De Rechtbank Gelderland oordeelde onlangs dat bij de verkoop van een parkeerterrein aan particulieren, voor de bouw van woningen, sprake is van een gebouw en niet van een bouwterrein. Belanghebbende zou daardoor ten onrechte omzetbelasting hebben voldaan voor de levering en recht hebben op een teruggaaf.
Feiten
In casu ging het om percelen waarop twee monumentale boerderijen stonden en een schuur. Naast een van de boerderijen lag een parkeerterrein dat bestraat was met klinkers en voorzien van lantaarnpalen en stoepranden. De boerderijen, de schuur en het parkeerterrein waren ten tijde van de verkrijging door belanghebbende langer dan twee jaar geleden in gebruik genomen.
Standpunt kwalificatie leveringen
In het tweede kwartaal 2020 zijn de kavels in ongewijzigde staat geleverd aan de particulieren. De kopers hebben een aannemer ingeschakeld die sloopwerkzaamheden heeft uitgevoerd en woningen heeft gerealiseerd. Belanghebbende heeft voorafgaand aan de levering de Belastingdienst verzocht een standpunt in te nemen over de kwalificatie van deze leveringen. Die reageerde dat de leveringen, gedeeltelijk, belast was met omzetbelasting omdat sprake is van onbebouwde grond die kennelijk is bestemd om te worden bebouwd. De belanghebbende heeft over de levering omzetbelasting afgedragen en bezwaar gemaakt tegen de voldoening.
Volgens de Rechtbank ging het erom of het met klinkers bestrate terrein als een gebouw moet worden aangemerkt voor de Omzetbelasting. Als het parkeerterrein wel als een gebouw is aan te merken dan is niet het probleem dat bepaalde kavels zijn vrijgesteld van omzetbelasting en dat belanghebbende dus teveel omzetbelasting zou hebben voldaan.
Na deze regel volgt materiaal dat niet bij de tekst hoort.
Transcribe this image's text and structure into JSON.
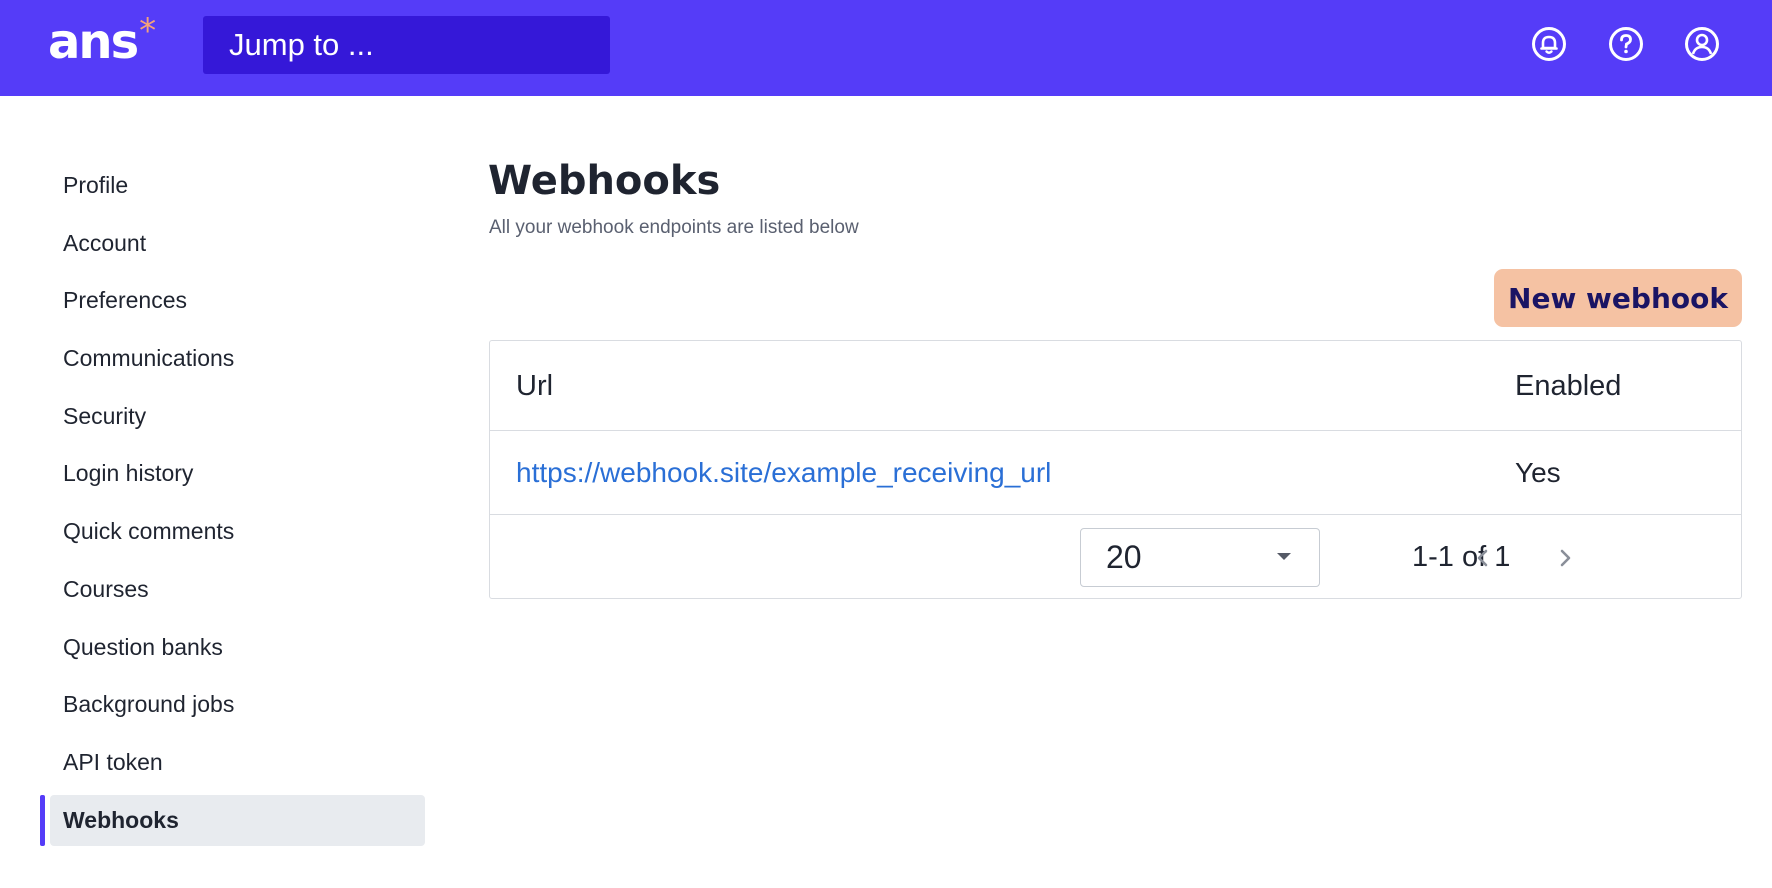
{
  "header": {
    "logo_text": "ans",
    "logo_mark": "*",
    "search_placeholder": "Jump to ...",
    "icons": [
      "notifications-bell-icon",
      "help-question-icon",
      "user-account-icon"
    ]
  },
  "sidebar": {
    "items": [
      {
        "label": "Profile"
      },
      {
        "label": "Account"
      },
      {
        "label": "Preferences"
      },
      {
        "label": "Communications"
      },
      {
        "label": "Security"
      },
      {
        "label": "Login history"
      },
      {
        "label": "Quick comments"
      },
      {
        "label": "Courses"
      },
      {
        "label": "Question banks"
      },
      {
        "label": "Background jobs"
      },
      {
        "label": "API token"
      },
      {
        "label": "Webhooks",
        "active": true
      }
    ]
  },
  "main": {
    "title": "Webhooks",
    "subtitle": "All your webhook endpoints are listed below",
    "new_button_label": "New webhook",
    "table": {
      "columns": [
        "Url",
        "Enabled"
      ],
      "rows": [
        {
          "url": "https://webhook.site/example_receiving_url",
          "enabled": "Yes"
        }
      ]
    },
    "pagination": {
      "per_page": "20",
      "range": "1-1 of 1"
    }
  },
  "colors": {
    "brand": "#553cf8",
    "search_bg": "#3518d8",
    "accent_button": "#f5c2a3",
    "link": "#2a6fd6",
    "active_item_bg": "#e8ebef"
  }
}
Volgens de Belastingdienst zou, indien het parkeerterrein niet als een gebouw is aan te merken, op het tijdstip van levering aan de particuliere kopers kwalificeren als bouwterrein en dat belanghebbende dan terecht hiervoor omzetbelasting heeft voldaan.
Uitspraak Rechtbank
Volgens de rechtbank is levering van onroerende zaken vrijgesteld van de heffing van omzetbelasting, tenzij sprake is van de levering van een gebouw, of de levering van een gedeelte van een gebouw, en het erbij behorend terrein vóór, op of uiterlijk twee jaren na het tijdstip van eerste ingebruikneming, alsmede de levering van een bouwterrein. Ieder gebouw dat vast verbonden is met de grond wordt beschouwd als gebouw. Derhalve dient het begrip bouwwerk ruim uitgelegd te worden.
Kavels bebouwde grond?
Het parkeerterrein is ook voorzien van afwateringspunten die zijn aangesloten op de riolering. Naar het oordeel van de rechtbank zijn de kavels daarmee volledig aan te merken als bebouwde grond. Een ruime uitleg van het begrip ‘bouwwerk’, waar ook het geldend beleid van uitgaat, brengt met zich dat wegen, parkeerplaatsen, straten, pleinen, trottoirs die zijn vervaardigd met niet-natuurlijke materialen, als gebouw moeten worden aangemerkt.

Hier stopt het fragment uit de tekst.